A pizza é um alimento dos deuses. Não digo isto porque seja excepcionalmente deliciosa, mas porque são necessários atributos (e equipamentos) verdadeiramente divinos para prepará-la. Equipamentos que só existem em templos sagrados onde vermelho e verde combinam. Tentar organizar um culto doméstico desta iguaria é um sacrilégio recompensado com desastre.
A humanidade desenvolveu várias tentativas de retirar a pizza de seu caráter sacro e permitir o preparo profano, mas todas estas tentativas redundaram em vão. A menos que você tenha um sacerdote pizzaiolo na família e adquiriu algum tipo de forno sobrenatural que queima fogo mítico.
Inicialmente surgiram as receitas de pizza caseira.
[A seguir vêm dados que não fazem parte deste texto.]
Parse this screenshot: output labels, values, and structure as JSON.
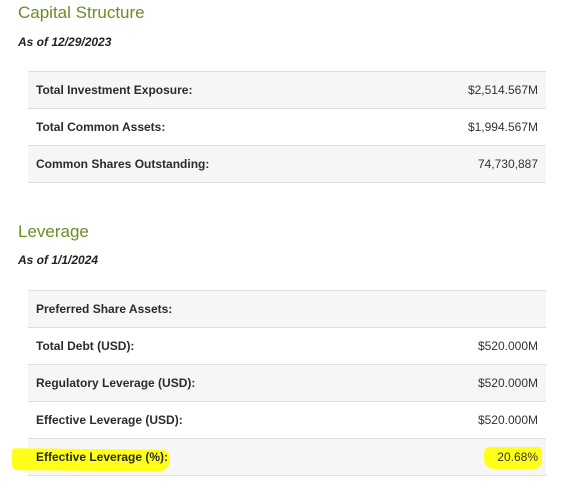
{
  "capital_structure": {
    "title": "Capital Structure",
    "as_of": "As of 12/29/2023",
    "rows": [
      {
        "label": "Total Investment Exposure:",
        "value": "$2,514.567M"
      },
      {
        "label": "Total Common Assets:",
        "value": "$1,994.567M"
      },
      {
        "label": "Common Shares Outstanding:",
        "value": "74,730,887"
      }
    ]
  },
  "leverage": {
    "title": "Leverage",
    "as_of": "As of 1/1/2024",
    "rows": [
      {
        "label": "Preferred Share Assets:",
        "value": ""
      },
      {
        "label": "Total Debt (USD):",
        "value": "$520.000M"
      },
      {
        "label": "Regulatory Leverage (USD):",
        "value": "$520.000M"
      },
      {
        "label": "Effective Leverage (USD):",
        "value": "$520.000M"
      },
      {
        "label": "Effective Leverage (%):",
        "value": "20.68%"
      }
    ]
  },
  "colors": {
    "title_green": "#6b8e23",
    "highlight_yellow": "#ffff1a"
  }
}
Provas suficientes de que os pizzaiolos são uma espécie de camorra de sabotadores, que não se importa com as consequências de seus conselhos enviesados, como mecânicos de uma marca que aconselham no Facebook que o melhor aditivo para o motor da concorrência é uma mistura de açúcar e sal na gasolina.
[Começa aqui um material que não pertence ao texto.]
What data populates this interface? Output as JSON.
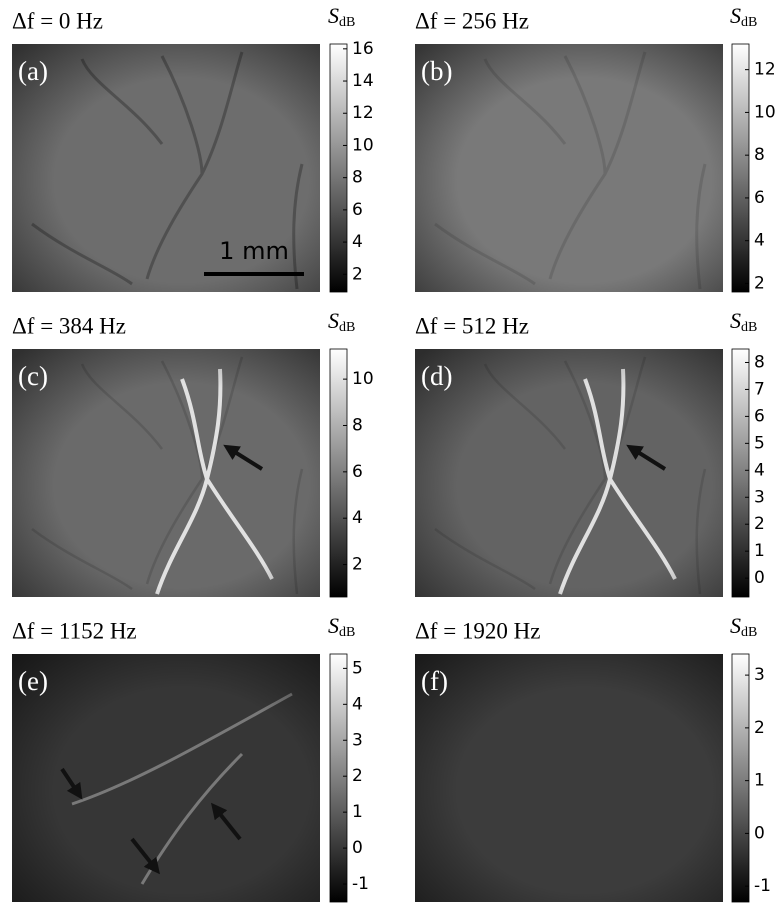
{
  "chart_data": [
    {
      "type": "image",
      "title": "Δf = 0 Hz",
      "panel_label": "(a)",
      "colorbar_label": "S",
      "colorbar_label_sub": "dB",
      "clim": [
        0.9,
        16.3
      ],
      "cticks": [
        2,
        4,
        6,
        8,
        10,
        12,
        14,
        16
      ],
      "scale_bar_label": "1 mm"
    },
    {
      "type": "image",
      "title": "Δf = 256 Hz",
      "panel_label": "(b)",
      "colorbar_label": "S",
      "colorbar_label_sub": "dB",
      "clim": [
        1.6,
        13.2
      ],
      "cticks": [
        2,
        4,
        6,
        8,
        10,
        12
      ]
    },
    {
      "type": "image",
      "title": "Δf = 384 Hz",
      "panel_label": "(c)",
      "colorbar_label": "S",
      "colorbar_label_sub": "dB",
      "clim": [
        0.6,
        11.3
      ],
      "cticks": [
        2,
        4,
        6,
        8,
        10
      ]
    },
    {
      "type": "image",
      "title": "Δf = 512 Hz",
      "panel_label": "(d)",
      "colorbar_label": "S",
      "colorbar_label_sub": "dB",
      "clim": [
        -0.7,
        8.5
      ],
      "cticks": [
        0,
        1,
        2,
        3,
        4,
        5,
        6,
        7,
        8
      ]
    },
    {
      "type": "image",
      "title": "Δf = 1152 Hz",
      "panel_label": "(e)",
      "colorbar_label": "S",
      "colorbar_label_sub": "dB",
      "clim": [
        -1.5,
        5.4
      ],
      "cticks": [
        -1,
        0,
        1,
        2,
        3,
        4,
        5
      ]
    },
    {
      "type": "image",
      "title": "Δf = 1920 Hz",
      "panel_label": "(f)",
      "colorbar_label": "S",
      "colorbar_label_sub": "dB",
      "clim": [
        -1.3,
        3.4
      ],
      "cticks": [
        -1,
        0,
        1,
        2,
        3
      ]
    }
  ]
}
Nenhuma receita de pizza caseira jamais funcionou. Bem, algumas até produziram pratos palatáveis quando não preparadas com a intenção de pizza. Tenho uma amiga que faz um bolo salgado de legumes que é uma delícia. Segundo ela, preparado conforme uma receita de massa de pizza, com a adição de picles e alguns legumes picados. Ouvi falar de gente que fez de tudo com massa caseira de pizza. Desde macarrão a discos de frisbee, passando por pratos descartáveis (e comíveis) para festas.
Quando todo o público da culinária caseira já havia se desiludido com tais massas, quando cada dona de casa sorria diante dos livros de receitas, oscilava o dedo e resmungava “nananinanão que nessa eu não caio mais” apareceu no mundo a tentativa 2.0 de pizza caseira: a “massa pronta”.
A ideia da massa pronta é simples: você traz para casa uma mistura idêntica à da pizzaria, cobre com os seus ingredientes favoritos e leva ao forno. Não se tem notícia de ninguém que tenha conseguido produzir por este método uma pizza idêntica à da pizzaria, mas os deuses da pasta nos castigaram muito por tal ato de heresia. Dizem que foram nas horas diurnas e impróprias em que leigos e sacrílegos não tementes ao azeite e ao pomodoro manipulavam ingredientes de recheio em desacordo com os princípios divinos, nestas horas foram inventadas as mais profanas combinações, que depois foram levadas aos templos e se proliferaram em confusão: Quatro Queijos, Lombo Canadense, Frango com Requeijão, Atum com Milho, Mortadela com Palmito, Goiabada com Queijo, Chocolate Branco! Que os deuses nos perdoem!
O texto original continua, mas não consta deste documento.